Imbas Kericuhan Demo DPR, Sejumlah Transportasi Umum Alami Penyesuaian Rute

Jum'at, 28 Agustus 2026 | 08:31 WIB
Bus Transjakarta melintas di Kawasan Bundaran HI, Jakarta, Kamis (9/7/2026). [Suara.com/Alfian Winanto]
  • Transjakarta menyesuaikan layanan operasional pada Jumat, 28 Agustus 2026 pukul 07.00 WIB pagi.
  • Kebijakan tersebut diambil akibat kericuhan aksi unjuk rasa di Gedung DPR RI malam sebelumnya.
  • Sejumlah rute BRT, angkutan integrasi, Transjabodetabek, dan Mikrotrans dihentikan sementara serta dialihkan.

Suara.com - PT Transportasi Jakarta (Transjakarta) melakukan penyesuaian layanan pada Jumat (28/8/2026) ini.

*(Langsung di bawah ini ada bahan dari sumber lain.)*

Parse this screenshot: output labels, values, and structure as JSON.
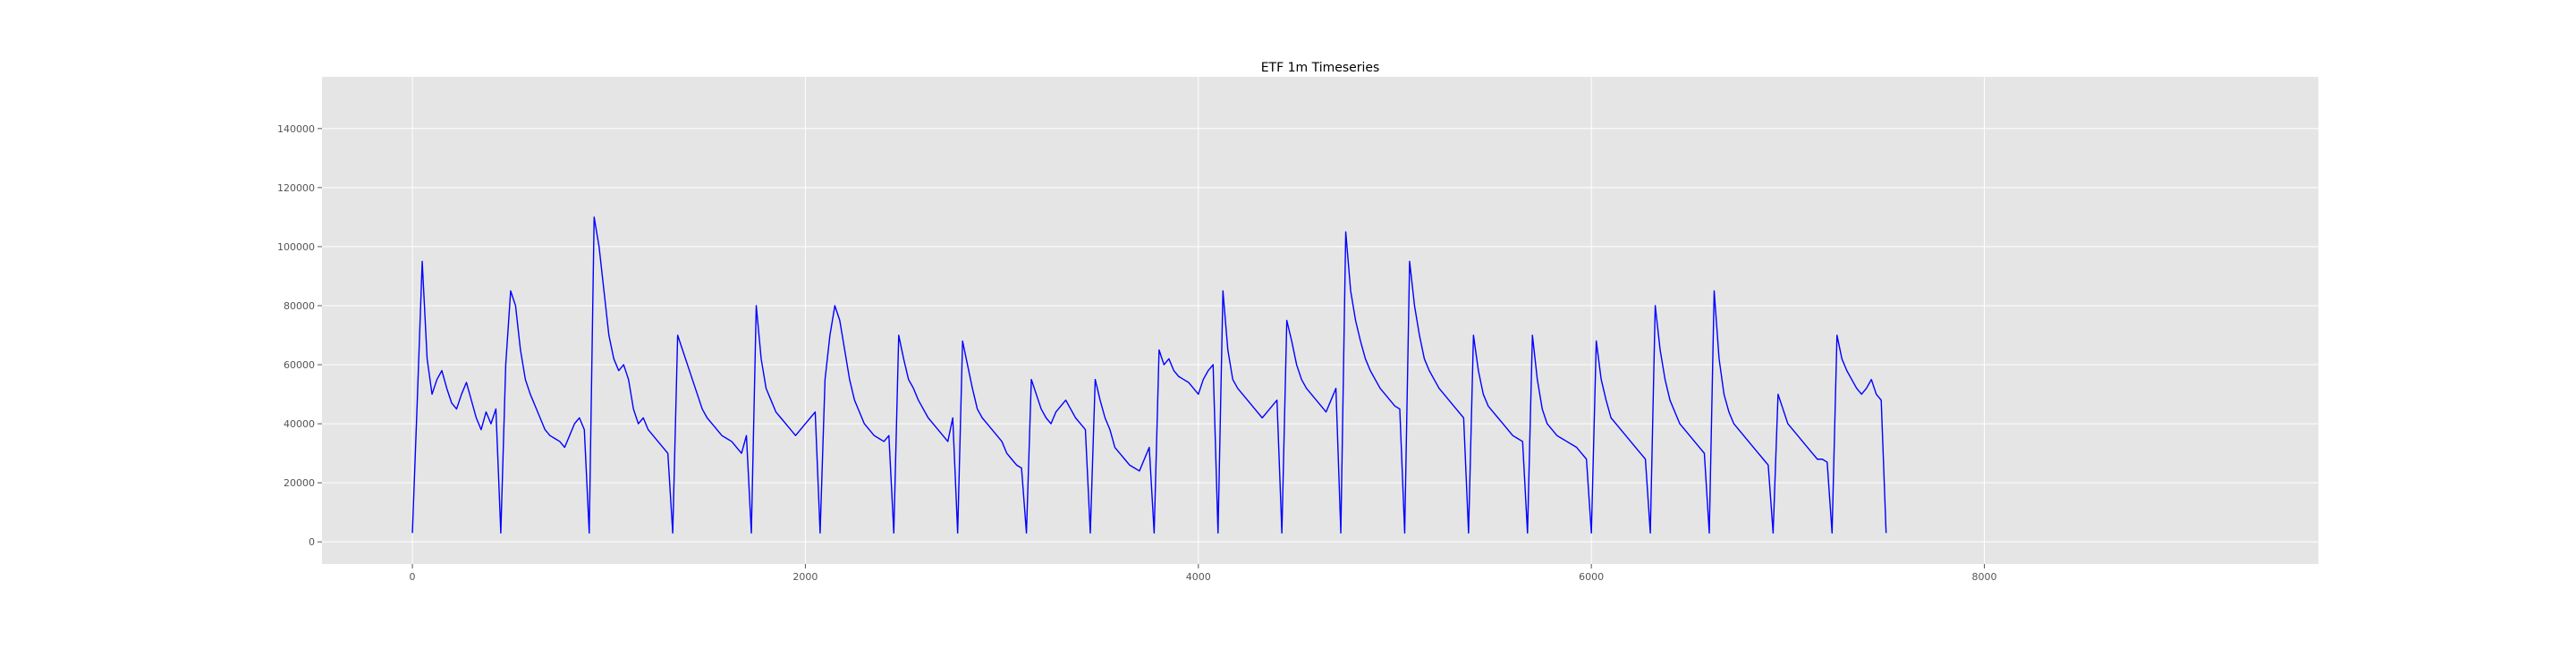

Pembaruan operasional ini mulai berlaku sejak pukul 07.00 WIB, sebagai respons atas dinamika kondisi yang terjadi di lapangan imbas kericuhan usai aksi penyampaian pendapat di Gedung DPR RI, Senayan, Jakarta Pusat pada Kamis (27/8/2026) malam.

Sejumlah layanan Bus Rapid Transit (BRT) dan angkutan integrasi terpaksa diberhentikan sementara demi keamanan pelanggan.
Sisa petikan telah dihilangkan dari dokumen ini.